Camminiamo un po’ in silenzio, scendendo per un vicoletto verso il porto. Le scalette per scendere verso gli scogli è ripida ma il panorama è splendido.

“Quindi, eri interessata a quella casa?”, mi domanda.

“Mi ha come chiamata, se mi spiego”, dico. Lei annuisce con aria saggia.

“Lo credo bene. Tanti anni fa era la dimora di due maghi, Salim e Aisha. Loro venivano dai paesi al confine del Deserto. Hanno tenuto il negozio per tanti anni, e avevano un figlioletto adorabile. Chissà dove sono andati a finire tutti quanti, poveracci”, mi racconta. Maghi? Una casa di maghi? Ecco perché mi chiamava. Ancora sentivo la loro energia.

“Che cosa è successo?”, le domando, mentre lei svolta veloce in una viuzza secondaria appena prima di arrivare sul mare.

“Il Conte li ha chiamati. E loro non sono più tornati. E il figlioletto, ora ha un banco al mercato. È cresciuto solo, tra mille difficoltà”.

“Il Conte?”

“Ci sono tante cose che non sai, su Vesuvia, eh?”

“Non so nulla”, sospiro, “Ancora”. Lei ridacchia.

“Allora ti racconterò tutta la storia”.

Kahira, questo il suo nome, mi conduce nella sua piccola casa a nel Quartiere Sud di Vesuvia. La grande stanza che compone la maggior parte della cassa è illuminata dal sole. C'è odore di legno e di erbe, qui.
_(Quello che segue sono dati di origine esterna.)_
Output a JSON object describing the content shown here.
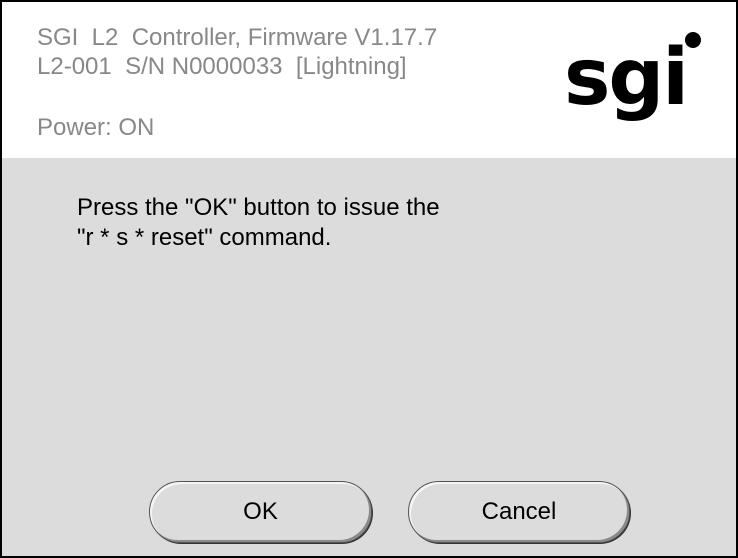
{
  "header": {
    "line1": "SGI  L2  Controller, Firmware V1.17.7",
    "line2": "L2-001  S/N N0000033  [Lightning]",
    "power_status": "Power: ON",
    "logo_text": "sgi"
  },
  "dialog": {
    "message_line1": "Press the \"OK\" button to issue the",
    "message_line2": "\"r * s * reset\" command.",
    "ok_label": "OK",
    "cancel_label": "Cancel"
  },
  "colors": {
    "header_text": "#888888",
    "body_background": "#dcdcdc",
    "frame_border": "#000000"
  }
}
Quando arriviamo, mi invita a pulire le patate, mentre lei accende il fuoco e comincia a gettare erbe e altre verdure in un grande pentolone pieno d'acqua.

Mi racconta la storia di Vesuvia. Un paese scosso da un governo quasi inesistente. E in continuo cambiamento. Poi, dieci anni prima, la svolta: un mercenario era riuscito a guadagnarsi il trono e il castello. Era diventato conte. Da subito si era capito che non si era trattato di un grande acquisto. Il conte era spesso crudele con i cittadini. Organizzava grandi feste che distraevano il popolo ma non davano da mangiare; era crudele e amava vedere ladri e altri criminali uccisi brutalmente per il suo divertimento. Quando girava per i quartieri prendeva spesso e volentieri di mira gli abitanti più deboli e fragili, che non potevano reagire. Faceva quello che voleva, arrogante e presuntuoso. Anni prima si era fatto creare un braccio d’oro, meccanico, con cui picchiava e feriva gli avversari, veri o immaginari.

Ascoltata la storia, mi rattristo. Pensavo che le cose andassero bene, nella città c’è una tale aria di spensieratezza che mai avrei pensato che potesse essere diverso.

 

Il giorno seguente, dopo aver fatto due decotti per Kahira, mi dirigo verso il magistrato della città, a cui ci si deve rivolgere per comprare una casa, come mi aveva spiegato la mia nuova protettrice.

“Voglio comprare la ex casa dei maghi”.